Although the Manchu immediately adopted the Chinese administrative system, they also imposed their own ways. The Manchurian custom of men shaving their hair and leaving only a long braided strand hanging from the back of the head was enforced throughout China. Knowing themselves to be a hundred times fewer in number than the Chinese, they took some measures to avoid assimilation. For example, marriages between Manchus and Chinese were prohibited by law. They also displayed their true nomadic nature, which had little regard for labor, and forbade Manchus from engaging in trade, arable farming, and crafts, leaving them to be the civil and military supervisors.
But of course the Manchu lacked the knowledge, experience, and skill as well as qualified personnel needed to run the huge Chinese empire in the most appropriate way, this is, the Chinese way. That is why in 1648, for instance, less than 16 percent of the total leadership ranking higher than hoshuu administrators were Manchu. For two hundred years the Manchu did sit high at the top of the administrative system, but the government manicure was almost entirely worked by the Chinese in the most authentic Chinese tradition.
Origin of the Manchus
During the 5th century B.C, the region from which the Manchu came was inhabited by the Sushen. From 3rd century B.C, – 3rd century A.D, the Donghu, who had defeated the Hunnu, lived there. During the Koguryo and Yalu periods, the ancestors of the Manchus and the Koreans lived in the same country. Afterward, Shenpi, Mohe, and Xi took over and, in the 7th century, they founded a state called Bohai, with its capital on the river Sungari. However, in 926 they were brought down by the Khitan, or proto-Mongols.
During the 15th century one of their tribes, the Jurchid, rose to power under Aguda Khan and overthrew the Khitan.

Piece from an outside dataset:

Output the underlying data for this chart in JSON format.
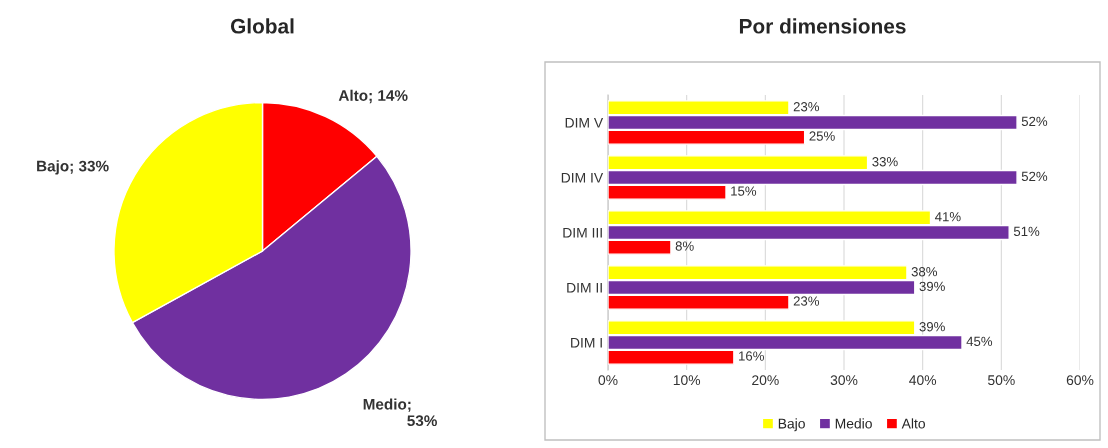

Having conquered present-day Tsahar and northern China, they reached the Yellow River and in 1126 proclaimed the Empire of the Jurchid under the name of Jin or the Golden Empire. Its capital had been in Beijing until 1234 when the Dynasty had been destroyed completely by the Mongols.
They started by Nurhaci was carried on by Abahai, his son and successor. By the time Abahai died, the Empire had expanded from the Korean Peninsula to Inner Mongolia and the Great Wall of China. Abahai officially received the name Manchu and changed the name of his dynasty from Jing to Qing.
- 1619: Lighden Khan sent a letter of opposition to Nurhaci.
- 1624: Horchin, Dorvod, Jalaid and Gorlos aimags surrender to the Qing Dynasty.
- 1627: The five southern Halh tribes, and Harchin, Naiman and Aohan aimags joined the Qing Dynasty.
- 1632: The Qing Emperor attacked Tsahar and Ligden escapes to Huh Nuur.
- 1634: Tsogt Huntaij of the Halh moved to Huh Nuur and seized Amdo.
- 1636: The sixteen aimags of Inner Mongolia assemble in Mugden and Inner Mongolia joins the Qing Dynasty. The military of the Mongolian government established. Manchu Emperor Abahai proclaimed himself as the Khan of Mongolia. Manchu emperor Abahai changed the name of the Jing Dynasty to the Qing.